One of the main benefits ETFs offer investors is convenience: with a single order, you can jump into the sector, index or commodity of your choice. The best ETFs’ expense ratios are also typically much lower than the average mutual fund, because you aren’t paying for professional management.

This adds up to a substantial savings: according to Morningstar figures published by the Financial Industry Regulatory Authority (FINRA), the average total operating expenses of U.S. large-cap stock mutual funds came in at 1.31% of assets, while comparable ETFs averaged just 0.47%.

Below are three tips to help you pick the best ETFs for your portfolio. For even more strategies, as well as choices of the best ETFs for long-term gains, be sure to check out our free special report, “Top ETFs to Own Now.”

  • Best ETFs Tip #1: Balance is the key: Some ETFs feature focused portfolios of less than 50 holdings; others contain hundreds of positions. On top of that, some use capitalization-weighted indexes, in which the largest companies feature most prominently and drive performance. Other ETFs build their portfolios around an equal-weight index, in which the fund’s assets are divided equally among the underlying holdings.
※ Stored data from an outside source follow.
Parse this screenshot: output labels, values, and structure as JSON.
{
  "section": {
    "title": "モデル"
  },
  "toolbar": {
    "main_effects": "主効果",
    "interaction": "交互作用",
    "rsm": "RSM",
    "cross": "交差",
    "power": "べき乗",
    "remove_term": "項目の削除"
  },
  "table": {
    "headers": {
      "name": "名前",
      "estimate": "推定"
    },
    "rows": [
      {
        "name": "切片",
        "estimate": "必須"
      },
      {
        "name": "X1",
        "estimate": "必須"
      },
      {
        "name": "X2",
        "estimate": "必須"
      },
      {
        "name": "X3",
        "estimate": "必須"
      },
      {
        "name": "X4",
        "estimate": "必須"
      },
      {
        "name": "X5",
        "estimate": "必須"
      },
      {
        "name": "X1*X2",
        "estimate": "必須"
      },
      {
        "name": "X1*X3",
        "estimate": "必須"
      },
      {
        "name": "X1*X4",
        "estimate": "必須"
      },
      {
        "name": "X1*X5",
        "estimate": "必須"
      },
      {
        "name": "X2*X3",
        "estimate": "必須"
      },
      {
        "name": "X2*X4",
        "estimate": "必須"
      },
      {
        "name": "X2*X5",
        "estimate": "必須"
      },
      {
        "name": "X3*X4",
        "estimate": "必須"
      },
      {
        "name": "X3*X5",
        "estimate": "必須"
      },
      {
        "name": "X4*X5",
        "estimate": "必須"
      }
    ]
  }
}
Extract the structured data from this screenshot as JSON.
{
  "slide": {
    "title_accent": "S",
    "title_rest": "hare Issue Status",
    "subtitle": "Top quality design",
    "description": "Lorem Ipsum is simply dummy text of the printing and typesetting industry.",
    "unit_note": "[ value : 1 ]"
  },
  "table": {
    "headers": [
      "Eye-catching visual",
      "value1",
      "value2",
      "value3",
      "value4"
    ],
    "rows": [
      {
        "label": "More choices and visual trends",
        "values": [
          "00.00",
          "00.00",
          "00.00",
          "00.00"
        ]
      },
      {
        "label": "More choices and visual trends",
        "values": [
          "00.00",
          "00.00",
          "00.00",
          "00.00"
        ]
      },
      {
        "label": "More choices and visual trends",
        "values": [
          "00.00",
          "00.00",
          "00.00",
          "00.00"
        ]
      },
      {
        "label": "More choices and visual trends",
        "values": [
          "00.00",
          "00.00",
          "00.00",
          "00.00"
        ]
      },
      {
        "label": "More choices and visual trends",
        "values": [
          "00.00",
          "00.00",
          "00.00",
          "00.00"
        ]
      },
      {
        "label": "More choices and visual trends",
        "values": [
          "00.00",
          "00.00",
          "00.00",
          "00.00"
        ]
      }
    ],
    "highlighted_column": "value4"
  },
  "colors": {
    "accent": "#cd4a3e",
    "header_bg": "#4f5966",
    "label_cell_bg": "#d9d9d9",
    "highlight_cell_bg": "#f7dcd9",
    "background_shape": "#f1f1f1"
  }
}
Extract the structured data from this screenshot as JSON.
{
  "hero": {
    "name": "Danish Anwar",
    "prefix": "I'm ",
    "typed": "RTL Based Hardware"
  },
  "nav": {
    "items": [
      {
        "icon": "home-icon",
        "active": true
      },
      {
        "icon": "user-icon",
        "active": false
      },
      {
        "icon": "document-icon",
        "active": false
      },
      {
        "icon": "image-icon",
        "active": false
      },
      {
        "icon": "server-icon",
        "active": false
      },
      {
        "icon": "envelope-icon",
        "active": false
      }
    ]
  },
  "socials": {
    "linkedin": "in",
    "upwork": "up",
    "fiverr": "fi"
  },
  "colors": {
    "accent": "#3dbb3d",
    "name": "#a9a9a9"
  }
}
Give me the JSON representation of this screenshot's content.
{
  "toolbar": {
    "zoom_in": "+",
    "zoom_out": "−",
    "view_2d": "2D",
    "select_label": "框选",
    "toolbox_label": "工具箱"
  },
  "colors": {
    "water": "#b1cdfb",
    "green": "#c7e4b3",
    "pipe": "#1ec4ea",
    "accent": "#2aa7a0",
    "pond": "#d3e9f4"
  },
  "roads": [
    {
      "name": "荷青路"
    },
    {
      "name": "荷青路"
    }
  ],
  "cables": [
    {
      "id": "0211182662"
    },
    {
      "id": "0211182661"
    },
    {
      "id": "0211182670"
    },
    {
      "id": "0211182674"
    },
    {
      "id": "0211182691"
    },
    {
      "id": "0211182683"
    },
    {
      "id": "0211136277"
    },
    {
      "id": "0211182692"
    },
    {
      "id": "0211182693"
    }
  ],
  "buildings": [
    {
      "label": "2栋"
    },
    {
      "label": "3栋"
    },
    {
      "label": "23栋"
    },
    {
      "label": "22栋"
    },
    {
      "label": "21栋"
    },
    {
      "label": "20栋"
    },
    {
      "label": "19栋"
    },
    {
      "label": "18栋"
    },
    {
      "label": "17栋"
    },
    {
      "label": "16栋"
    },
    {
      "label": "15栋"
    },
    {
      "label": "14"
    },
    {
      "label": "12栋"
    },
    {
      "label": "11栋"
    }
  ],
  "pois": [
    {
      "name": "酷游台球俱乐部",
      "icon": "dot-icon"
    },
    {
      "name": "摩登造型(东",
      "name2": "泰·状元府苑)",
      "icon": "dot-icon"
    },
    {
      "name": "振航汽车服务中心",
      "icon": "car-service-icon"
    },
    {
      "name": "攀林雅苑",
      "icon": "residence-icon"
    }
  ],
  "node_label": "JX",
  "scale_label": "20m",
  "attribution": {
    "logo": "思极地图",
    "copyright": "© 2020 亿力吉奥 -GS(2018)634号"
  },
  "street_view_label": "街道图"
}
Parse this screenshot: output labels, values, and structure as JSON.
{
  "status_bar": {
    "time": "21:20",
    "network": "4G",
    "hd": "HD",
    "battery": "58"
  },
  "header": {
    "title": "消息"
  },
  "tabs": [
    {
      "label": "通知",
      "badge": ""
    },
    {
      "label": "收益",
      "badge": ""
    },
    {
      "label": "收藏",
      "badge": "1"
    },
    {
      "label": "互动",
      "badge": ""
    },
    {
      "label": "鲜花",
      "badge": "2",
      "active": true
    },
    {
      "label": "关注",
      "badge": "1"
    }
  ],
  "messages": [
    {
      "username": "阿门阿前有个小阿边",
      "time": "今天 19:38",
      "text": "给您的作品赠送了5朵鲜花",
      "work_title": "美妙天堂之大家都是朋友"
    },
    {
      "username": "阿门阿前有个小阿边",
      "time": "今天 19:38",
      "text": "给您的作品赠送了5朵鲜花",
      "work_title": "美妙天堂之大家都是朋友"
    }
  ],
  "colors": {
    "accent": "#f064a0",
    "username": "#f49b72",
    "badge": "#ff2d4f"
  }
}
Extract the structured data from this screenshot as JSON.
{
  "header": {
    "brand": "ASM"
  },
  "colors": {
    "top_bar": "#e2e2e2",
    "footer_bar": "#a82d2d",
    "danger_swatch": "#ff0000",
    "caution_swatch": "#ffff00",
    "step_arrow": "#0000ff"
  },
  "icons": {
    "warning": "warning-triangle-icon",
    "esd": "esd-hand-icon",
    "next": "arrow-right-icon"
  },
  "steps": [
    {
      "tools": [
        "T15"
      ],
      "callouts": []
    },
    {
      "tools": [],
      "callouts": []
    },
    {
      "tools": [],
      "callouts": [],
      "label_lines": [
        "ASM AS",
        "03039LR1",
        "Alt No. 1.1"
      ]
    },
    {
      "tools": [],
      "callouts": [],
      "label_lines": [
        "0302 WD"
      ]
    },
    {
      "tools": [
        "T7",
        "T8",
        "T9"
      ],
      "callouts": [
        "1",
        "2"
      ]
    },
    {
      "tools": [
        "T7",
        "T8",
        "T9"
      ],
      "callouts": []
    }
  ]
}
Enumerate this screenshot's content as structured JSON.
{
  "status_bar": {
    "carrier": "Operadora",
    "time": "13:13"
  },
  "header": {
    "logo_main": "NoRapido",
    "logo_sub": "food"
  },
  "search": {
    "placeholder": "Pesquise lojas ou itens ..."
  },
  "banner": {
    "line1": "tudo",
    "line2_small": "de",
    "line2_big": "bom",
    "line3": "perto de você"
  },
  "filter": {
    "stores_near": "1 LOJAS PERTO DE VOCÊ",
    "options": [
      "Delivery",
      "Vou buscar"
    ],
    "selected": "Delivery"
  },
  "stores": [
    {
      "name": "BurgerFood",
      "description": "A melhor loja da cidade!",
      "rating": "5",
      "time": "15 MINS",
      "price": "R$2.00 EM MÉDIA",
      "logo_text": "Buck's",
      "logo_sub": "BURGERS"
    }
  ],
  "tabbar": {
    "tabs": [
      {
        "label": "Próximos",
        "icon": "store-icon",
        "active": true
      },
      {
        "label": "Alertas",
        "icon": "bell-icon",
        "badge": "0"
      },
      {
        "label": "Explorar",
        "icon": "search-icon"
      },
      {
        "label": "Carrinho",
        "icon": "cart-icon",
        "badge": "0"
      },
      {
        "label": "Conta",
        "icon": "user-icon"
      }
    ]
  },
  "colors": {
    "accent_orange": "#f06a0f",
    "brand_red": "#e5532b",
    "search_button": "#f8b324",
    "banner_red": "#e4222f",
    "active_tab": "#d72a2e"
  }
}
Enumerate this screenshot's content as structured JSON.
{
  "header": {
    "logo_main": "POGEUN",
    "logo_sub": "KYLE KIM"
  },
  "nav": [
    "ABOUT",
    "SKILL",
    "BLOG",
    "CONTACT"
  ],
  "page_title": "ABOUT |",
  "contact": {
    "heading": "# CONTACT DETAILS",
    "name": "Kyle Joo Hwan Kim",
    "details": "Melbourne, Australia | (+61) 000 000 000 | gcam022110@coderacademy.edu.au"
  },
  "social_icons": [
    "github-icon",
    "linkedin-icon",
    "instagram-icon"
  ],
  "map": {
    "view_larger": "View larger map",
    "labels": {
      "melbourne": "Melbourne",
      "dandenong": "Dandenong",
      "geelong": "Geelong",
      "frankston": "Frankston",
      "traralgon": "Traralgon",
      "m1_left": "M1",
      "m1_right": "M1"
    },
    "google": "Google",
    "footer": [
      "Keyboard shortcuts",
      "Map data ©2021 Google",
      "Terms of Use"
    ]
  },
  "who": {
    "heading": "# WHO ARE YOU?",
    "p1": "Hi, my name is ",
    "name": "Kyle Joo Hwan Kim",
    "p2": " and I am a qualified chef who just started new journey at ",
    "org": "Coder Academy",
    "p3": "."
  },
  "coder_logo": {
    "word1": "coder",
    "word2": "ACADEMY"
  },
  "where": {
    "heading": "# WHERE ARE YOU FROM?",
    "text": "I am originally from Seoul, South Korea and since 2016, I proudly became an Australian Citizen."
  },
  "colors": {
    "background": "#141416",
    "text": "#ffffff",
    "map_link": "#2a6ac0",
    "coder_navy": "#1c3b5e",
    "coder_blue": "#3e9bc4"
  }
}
    “We generally recommend diversified ETFs, as that’s one of the security class’s greatest benefits,” wrote Investing Daily analyst Benjamin Shepherd in an April 22 Personal Finance article. “Investors should usually opt for a fund with an equally weighted portfolio when possible, as capitalization-weighted funds often overweight names that are fully valued, limiting their upside potential relative to similar funds that pursue an equal-weighted strategy.”
  • Best ETFs Tip #2: Make sure your fund lives up to its name: Many ETFs track custom-built indexes developed through a collaborative effort between management and an index provider. As a result, the indexes sometimes include unexpected securities.

    “For example, a utility-focused ETF might also include companies that manufacture pipes, valves and concrete—names that you might not necessarily want to hold,” Shepherd wrote in our “Top ETFs to Own Now” free report. “Remember to always check a fund’s holdings before investing.”
  • Best ETFs Tip #3: Don’t overlook liquidity: Several new ETFs come to market each month, and it can take time for them to create market awareness and build up enough volume to be reliably tradable. If you buy an ETF that lacks sufficient liquidity, your overall costs could be higher than you anticipate due to bid-ask spreads, or in the worst-case scenario, you might not be able to sell your shares when you want.

    As a general rule of thumb, Shepherd recommends avoiding ETFs whose spreads exceed 0.5% and whose average trading volume is less than 100,000 shares a day.